SENTENCIA FIRME

Alberto Casero es condenado por prevaricación y malversación pero no entrará en prisión

La Audiencia Provincial le sentencia a un año y nueve meses de cárcel y le inhabilita durante cinco años después de que el político se declare culpable

Llegada de Alberto Casero a los juzgados de Cáceres

CARLOS GIL

Alberto Casero ha sido condenado por delitos de prevaricación y malversación pero no llegará a entrar en prisión. La Audiencia Provincial de Cáceres ha celebrado este martes la vista previa del juicio al político por delitos cometidos durante su etapa como alcalde del Partido Popular en Trujillo entre 2017 y 2018. Tras una instrucción de más de dos años, el juzgado cacereño ha acogido la sesión en la que las partes han llegado a un acuerdo sobre la condena.

De esta forma, la Sala le ha sentenciado finalmente a un año y nueve meses de cárcel, una pena inferior a dos años, por lo que no ingresará en el centro penitenciario al no contar con antecedentes penales. De igual manera, estará inhabilitado durante cinco años para ejercer un cargo público y deberá abonar casi 70.000 en indemnizaciones al Ayuntamiento de Trujillo. En concreto, son 8.000 euros por el contrato a Pablo Bonilla como psicólogo municipal, 25.000 euros por el convenio con la Cámara de Comercio de Perú, 18.000 euros a la empresa Ícaro por organizar la feria del queso y otros 18.000 euros a Radio Interior por un contrato de promoción a la feria del queso. No ha hecho mención el juez a un quinto contrato, el que suscribió el ya condenado con la asociación Bon Vivant por la organización de los premios Pop Eye.

La sentencia es firme al dictarse por conformidad. Esto quiere decir que Casero admite los delitos que se le imputan a fin de ver rebajada su condena. Este martes, llegó puntual a la citación en el juzgado cacereño. Pasadas las 9.20 hizo entrada en las instalaciones. Ni a su llegada ni a la salida quiso hacer declaraciones públicas a los medios. Sobre si estaba de acuerdo con la sentencia, alegó de forma escueta que “nunca se está satisfecho, pero es lo que hay”. 

La sesión se prolongó apenas veinte minutos. A continuación, y ante la presencia del propio acusado en el banquillo, la Sala presidida por el juez Joaquín González Casso dio lectura de la resolución. Tras la negociación entre las partes, la fiscalía ha modificado su petición de pena, ya que en su escrito de calificación inicial solicitaba hasta ocho años de prisión por ambos delitos. 

En su intervención, el abogado de Casero requirió que no ingresara en prisión dada que su pena no superaba los dos años, una petición a la que no se opuso el ministerio público y a la que dio el visto bueno el presidente de la Sala. Del mismo modo, detalló la modalidad de pago de las indemnizaciones del condenado al Ayuntamiento de Trujillo, 10.000 euros un plazo de cinco días y 1.000 euros cada mes durante 60 cuotas -cinco años-.
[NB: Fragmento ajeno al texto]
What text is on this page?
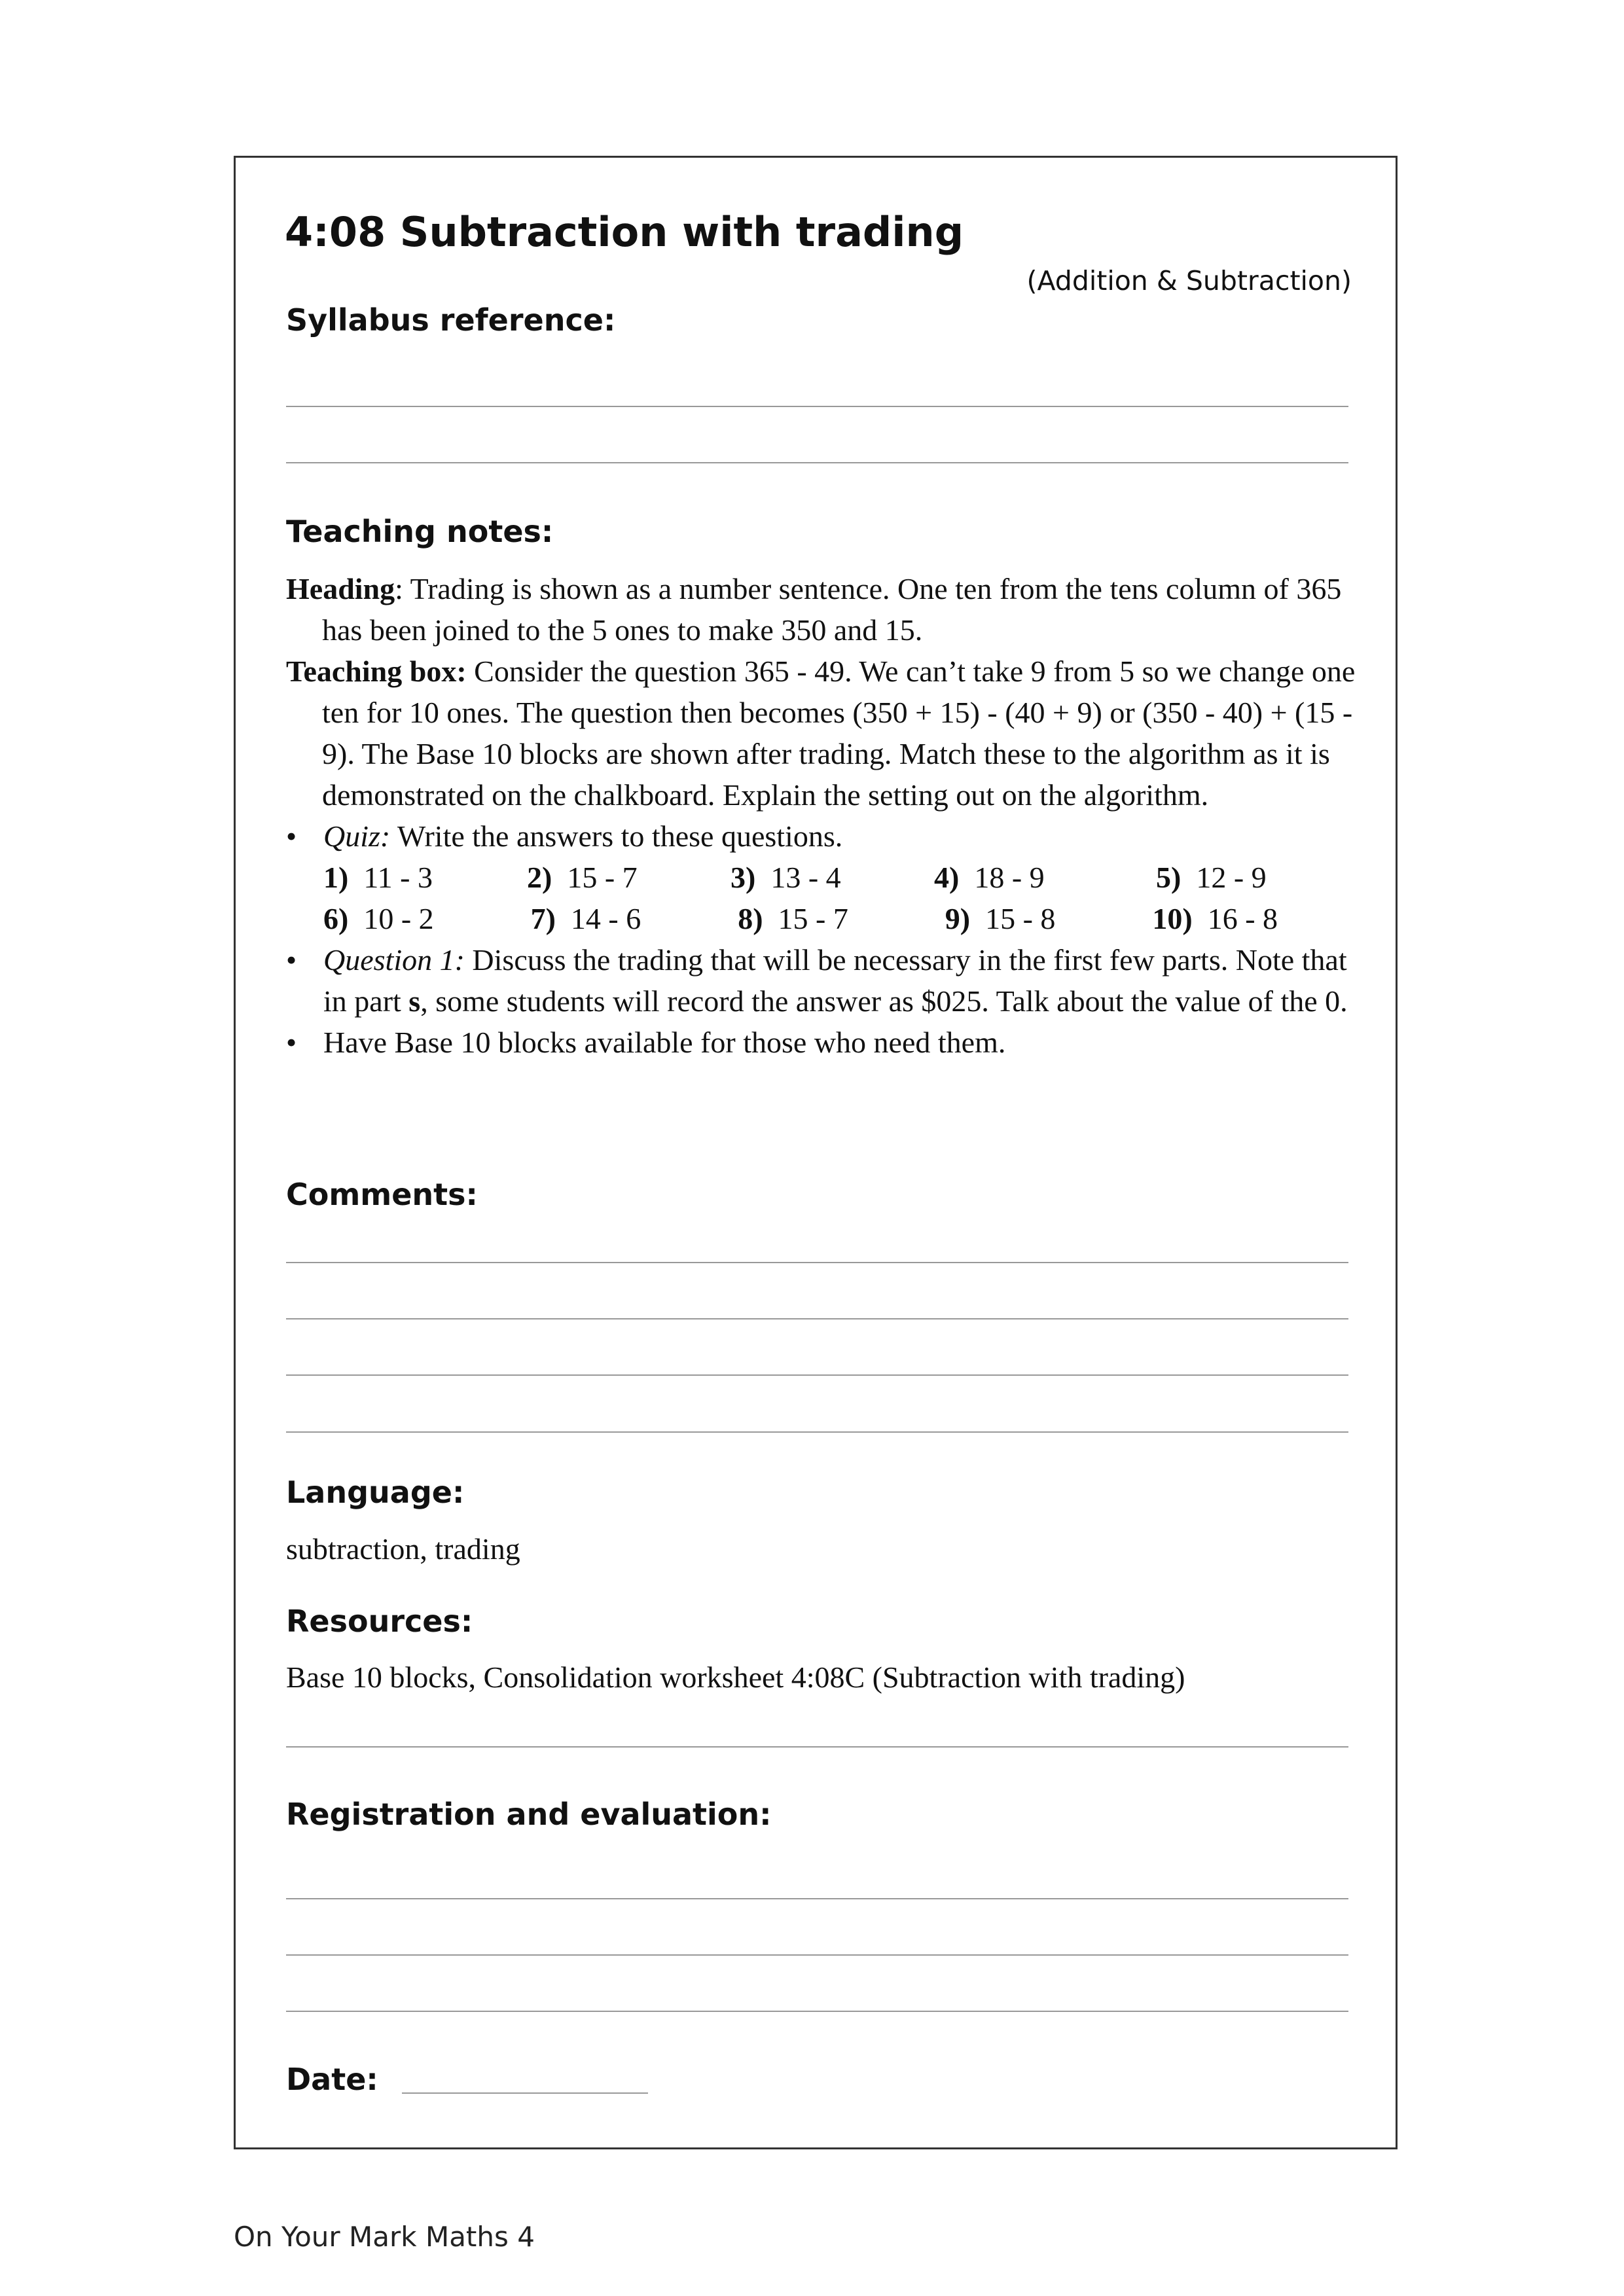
4:08 Subtraction with trading
(Addition & Subtraction)
Syllabus reference:
Teaching notes:

Heading: Trading is shown as a number sentence. One ten from the tens column of 365 has been joined to the 5 ones to make 350 and 15.

Teaching box: Consider the question 365 - 49. We can’t take 9 from 5 so we change one ten for 10 ones. The question then becomes (350 + 15) - (40 + 9) or (350 - 40) + (15 - 9). The Base 10 blocks are shown after trading. Match these to the algorithm as it is demonstrated on the chalkboard. Explain the setting out on the algorithm.

• Quiz: Write the answers to these questions.

1) 11 - 3	2) 15 - 7	3) 13 - 4	4) 18 - 9	5) 12 - 9
6) 10 - 2	7) 14 - 6	8) 15 - 7	9) 15 - 8	10) 16 - 8

• Question 1: Discuss the trading that will be necessary in the first few parts. Note that in part s, some students will record the answer as $025. Talk about the value of the 0.

• Have Base 10 blocks available for those who need them.

Comments:
Language:
subtraction, trading
Resources:
Base 10 blocks, Consolidation worksheet 4:08C (Subtraction with trading)
Registration and evaluation:
Date:
On Your Mark Maths 4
El exdiputado del PP Alberto Casero, condenado a 1 año y 9 meses de cárcel por prevaricación

Dos años de instrucción

La investigación se inició en 2021 y llegó un año después al Tribunal Supremo, el único que podía juzgarle ya que en ese momento Casero era diputado del Congreso de los Diputados por el PP y tenía condición de aforado. En marzo de este año, anunció su renuncia al escaño y se dio de baja en el partido. Así, la causa fue devuelta al Juzgado de Trujillo.

El político estaba imputado por cinco contratos que se habían firmado de forma irregular y que acabaron en los tribunales porque el ayuntamiento no abonó las cantidades a las que se comprometió. Eran relativos a la contratación de un psicólogo para víctimas de violencia de género, la organización de la feria del queso, la celebración de los premios Pop Eye y un convenio con la Cámara de Comercio de Perú.

Todos ellos, salvo el acuerdo con la entidad internacional, eran contratos menores de 18.000 euros, que tramitó ni informar al ayuntamiento ni tramitar el expediente correspondiente. A pesar de que algunos no requerían una tramitación por licitación --cantidades superiores a 15.000 euros a partir de 2017--, sí debían cumplir unos trámites ya que se celebraban de forma periódica como es el caso de la feria del queso.